As the day of videotaping began, I tried to bring myself back mentally to the days of secondary school drama club when I tried to imagine to be in a real situation we were about to act in.  There, the similarities between the two end.  On the day of filming, we were about to try and show what may happen, how we may feel and react, based on being unprepared and uninformed on what to do or expect, while hoping to maintain some safety…

…It seemed like a normal day as part of the congregation; a few greetings were exchanged; a little light-heartedness in quick chats before settling into the pews.  Everything was as it usually is.  Aware that cameras were already rolling, it occurred to me this sameness was how many disastrous and tragic days often begin when an active shooter situation occurs.  Empathy for those who have suffered a active shooter or bomber situation engulfed my thoughts.  Unremarkable, indistinct beginnings of a day, can turn to horror and terror at the blink of an eye, lives never to be the same, or worse, lost.

While listening to the opening of the morning’s messages, I felt vulnerable, because I clearly knew why we were all gathered.  The speaker continued, and we listened to his words.
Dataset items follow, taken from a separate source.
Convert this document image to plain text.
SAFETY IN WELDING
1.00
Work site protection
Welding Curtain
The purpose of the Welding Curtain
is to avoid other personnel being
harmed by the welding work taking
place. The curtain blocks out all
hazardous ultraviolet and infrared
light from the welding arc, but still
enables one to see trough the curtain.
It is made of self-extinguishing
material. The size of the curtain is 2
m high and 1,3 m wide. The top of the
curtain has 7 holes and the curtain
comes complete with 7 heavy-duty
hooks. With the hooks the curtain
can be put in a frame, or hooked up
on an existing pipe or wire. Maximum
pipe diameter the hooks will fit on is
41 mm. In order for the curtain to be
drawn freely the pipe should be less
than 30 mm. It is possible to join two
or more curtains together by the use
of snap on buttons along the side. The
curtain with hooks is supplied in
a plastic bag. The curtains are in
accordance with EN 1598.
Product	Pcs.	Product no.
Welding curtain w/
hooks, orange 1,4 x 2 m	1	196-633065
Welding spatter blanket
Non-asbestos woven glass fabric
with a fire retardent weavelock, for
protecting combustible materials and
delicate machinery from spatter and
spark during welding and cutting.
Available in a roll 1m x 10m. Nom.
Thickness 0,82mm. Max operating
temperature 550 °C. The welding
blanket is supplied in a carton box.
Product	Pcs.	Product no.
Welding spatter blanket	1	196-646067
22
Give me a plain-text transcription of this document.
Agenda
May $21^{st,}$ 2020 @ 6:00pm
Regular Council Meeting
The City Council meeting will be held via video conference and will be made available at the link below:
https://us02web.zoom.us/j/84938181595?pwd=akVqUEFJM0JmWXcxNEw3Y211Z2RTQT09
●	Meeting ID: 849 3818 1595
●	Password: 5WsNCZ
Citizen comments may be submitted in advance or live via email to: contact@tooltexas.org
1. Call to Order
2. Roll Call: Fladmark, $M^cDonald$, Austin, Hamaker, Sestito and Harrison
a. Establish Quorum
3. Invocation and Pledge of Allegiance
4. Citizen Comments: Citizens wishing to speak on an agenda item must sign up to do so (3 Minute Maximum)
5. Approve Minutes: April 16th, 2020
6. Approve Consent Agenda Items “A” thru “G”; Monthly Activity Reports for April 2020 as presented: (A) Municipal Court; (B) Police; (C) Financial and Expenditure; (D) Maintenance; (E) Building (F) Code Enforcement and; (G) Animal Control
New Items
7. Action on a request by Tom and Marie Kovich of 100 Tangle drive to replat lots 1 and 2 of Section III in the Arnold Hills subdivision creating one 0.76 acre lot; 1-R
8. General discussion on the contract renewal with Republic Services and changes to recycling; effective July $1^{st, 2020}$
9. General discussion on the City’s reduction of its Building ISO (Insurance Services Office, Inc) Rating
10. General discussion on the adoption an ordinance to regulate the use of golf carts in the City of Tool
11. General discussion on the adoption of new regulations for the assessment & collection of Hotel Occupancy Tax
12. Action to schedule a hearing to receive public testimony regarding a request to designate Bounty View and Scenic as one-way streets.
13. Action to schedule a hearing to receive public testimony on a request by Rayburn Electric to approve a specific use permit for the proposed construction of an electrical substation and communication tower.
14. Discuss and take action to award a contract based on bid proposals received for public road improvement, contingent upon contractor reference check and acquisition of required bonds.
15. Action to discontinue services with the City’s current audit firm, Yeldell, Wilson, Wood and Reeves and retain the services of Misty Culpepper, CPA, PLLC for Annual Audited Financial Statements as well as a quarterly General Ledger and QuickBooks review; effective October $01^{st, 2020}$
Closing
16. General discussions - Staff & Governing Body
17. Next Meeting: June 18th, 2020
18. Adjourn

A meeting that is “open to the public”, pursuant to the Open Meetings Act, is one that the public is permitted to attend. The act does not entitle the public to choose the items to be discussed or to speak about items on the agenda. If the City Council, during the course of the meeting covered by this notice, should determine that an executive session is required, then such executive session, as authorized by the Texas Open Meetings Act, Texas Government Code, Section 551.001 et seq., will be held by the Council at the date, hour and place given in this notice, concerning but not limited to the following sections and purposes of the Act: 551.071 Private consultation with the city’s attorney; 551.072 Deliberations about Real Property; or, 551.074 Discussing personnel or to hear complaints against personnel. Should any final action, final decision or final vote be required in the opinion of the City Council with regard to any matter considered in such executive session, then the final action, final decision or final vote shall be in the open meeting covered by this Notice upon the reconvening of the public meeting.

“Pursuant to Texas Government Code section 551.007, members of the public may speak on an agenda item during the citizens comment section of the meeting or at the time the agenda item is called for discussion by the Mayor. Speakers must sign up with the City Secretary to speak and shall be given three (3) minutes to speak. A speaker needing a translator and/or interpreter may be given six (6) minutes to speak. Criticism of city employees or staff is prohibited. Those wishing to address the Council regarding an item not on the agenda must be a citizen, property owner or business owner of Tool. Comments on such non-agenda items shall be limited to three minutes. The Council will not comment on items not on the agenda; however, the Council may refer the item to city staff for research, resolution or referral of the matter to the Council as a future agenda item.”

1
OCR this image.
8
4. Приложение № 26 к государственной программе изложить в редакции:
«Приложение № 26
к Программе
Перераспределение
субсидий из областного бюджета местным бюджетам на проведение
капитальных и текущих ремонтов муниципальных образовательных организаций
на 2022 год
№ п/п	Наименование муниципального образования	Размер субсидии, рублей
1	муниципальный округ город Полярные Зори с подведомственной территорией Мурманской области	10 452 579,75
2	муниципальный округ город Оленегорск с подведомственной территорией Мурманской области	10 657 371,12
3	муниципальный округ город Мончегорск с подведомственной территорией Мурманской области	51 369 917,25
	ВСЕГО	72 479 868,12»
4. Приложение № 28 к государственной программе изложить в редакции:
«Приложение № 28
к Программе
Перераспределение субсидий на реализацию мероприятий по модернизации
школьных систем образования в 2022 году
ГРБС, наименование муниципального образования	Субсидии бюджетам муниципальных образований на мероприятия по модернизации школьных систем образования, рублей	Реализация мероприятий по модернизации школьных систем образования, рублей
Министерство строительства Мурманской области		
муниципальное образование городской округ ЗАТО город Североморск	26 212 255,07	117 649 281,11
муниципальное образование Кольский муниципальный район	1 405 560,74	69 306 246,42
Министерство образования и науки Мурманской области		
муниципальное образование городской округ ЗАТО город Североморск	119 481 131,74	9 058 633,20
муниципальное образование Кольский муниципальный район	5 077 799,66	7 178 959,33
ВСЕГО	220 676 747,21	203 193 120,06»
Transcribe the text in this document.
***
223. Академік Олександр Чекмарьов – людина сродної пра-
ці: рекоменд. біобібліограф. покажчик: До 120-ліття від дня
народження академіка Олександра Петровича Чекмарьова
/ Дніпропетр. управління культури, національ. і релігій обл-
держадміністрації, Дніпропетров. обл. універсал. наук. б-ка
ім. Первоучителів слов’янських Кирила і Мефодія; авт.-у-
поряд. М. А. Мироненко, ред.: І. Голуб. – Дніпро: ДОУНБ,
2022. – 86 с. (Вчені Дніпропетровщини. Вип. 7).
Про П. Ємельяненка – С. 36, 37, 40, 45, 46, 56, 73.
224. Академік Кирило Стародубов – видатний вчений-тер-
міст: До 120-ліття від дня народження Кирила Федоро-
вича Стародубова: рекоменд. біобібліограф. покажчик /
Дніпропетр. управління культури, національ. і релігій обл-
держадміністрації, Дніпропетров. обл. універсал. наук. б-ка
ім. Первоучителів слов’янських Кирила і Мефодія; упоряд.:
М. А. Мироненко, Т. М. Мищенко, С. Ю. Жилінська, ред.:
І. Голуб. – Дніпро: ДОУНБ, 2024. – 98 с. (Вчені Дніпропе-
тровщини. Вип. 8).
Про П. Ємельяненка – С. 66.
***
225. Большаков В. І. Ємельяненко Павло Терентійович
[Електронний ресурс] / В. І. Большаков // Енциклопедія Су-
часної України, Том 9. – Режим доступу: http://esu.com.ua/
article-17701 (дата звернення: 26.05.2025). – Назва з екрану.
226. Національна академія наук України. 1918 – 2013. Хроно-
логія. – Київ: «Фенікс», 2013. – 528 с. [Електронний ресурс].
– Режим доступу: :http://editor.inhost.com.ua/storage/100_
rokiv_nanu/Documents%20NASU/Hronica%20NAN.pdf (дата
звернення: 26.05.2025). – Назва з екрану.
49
It was a pleasant day, and the weather was good.  Good friends had joined us, which is always a blessing.  Suddenly, a commotion broke behind me and was increasing; I, in the middle pews, I became aware of an individual storming past me down the narrow aisle towards the pastor, strangely holding his arm up with something in his hand!

Shock; disbelief; unreal; people screaming.  What do I do? What do I do? In church; he has a gun! Everyone was scattering in different directions.  Do we try to get out?  We are helpless.  Fear; overwhelming fear was my primary response. I told myself that I needed to remove myself, yet I felt frozen to the spot. Not asleep. This is my worst nightmare.

Okay, cut!

Dr. Warnick who was directing, stopped us and explained all that we could have done to lessen the impact of this individual on the church, and its people.  We needed to work together, identify our available resources, and have select people be prepared in the ways he suggested.  We needed to be more vigilant, or observant, of unusual behavior, and its implications.  Dr. W surprised us by showing us how many ways to exit, and made me realize the importance of uniting in our efforts to prepare ourselves and in so doing, strengthen our defenses.  There are actions people can take, as opposed to being sitting frozen to the spot, that can help them and others stand a greater chance of survival.  To be honest, never in my wildest dreams would I have thought about crawling under the pews for protection, or as a way to escape.

Someone knowledgeable in emergency preparedness can work with the regulars to pinpoint all that can be done with greater safety, in the face of adversity to facilitate a better outcome.  We can understand inner turmoil and horror while witnessing horrible events, but would we not sooner have had some training and instruction on improving the situation?

An example is where we would not go out in pouring rain without a waterproof coat, and are therefore more likely to stay dry.  A raincoat helps to keep us dry and avoid colds.  At work, in the event of a fire or other emergency, we look to the trained individual(s) who have been prepared to work with employees in such difficulty.  Usually, there are practice fire drills.  It makes sense to know what to do.  The ‘its not going to happen around here’ is an ideal, not a guarantee.  Preparation strengthens the individual and the group.  Not knowing what options there are, or what to do for the best under the circumstances, creates fear in itself.

The above are some thoughts, feelings and visualizations that I experienced during filming an instructional video under the guidance of Dr. Mark Warnick, emergency management specialist.  He has spearheaded and is producing this video to help others be better prepared for the purpose of saving lives.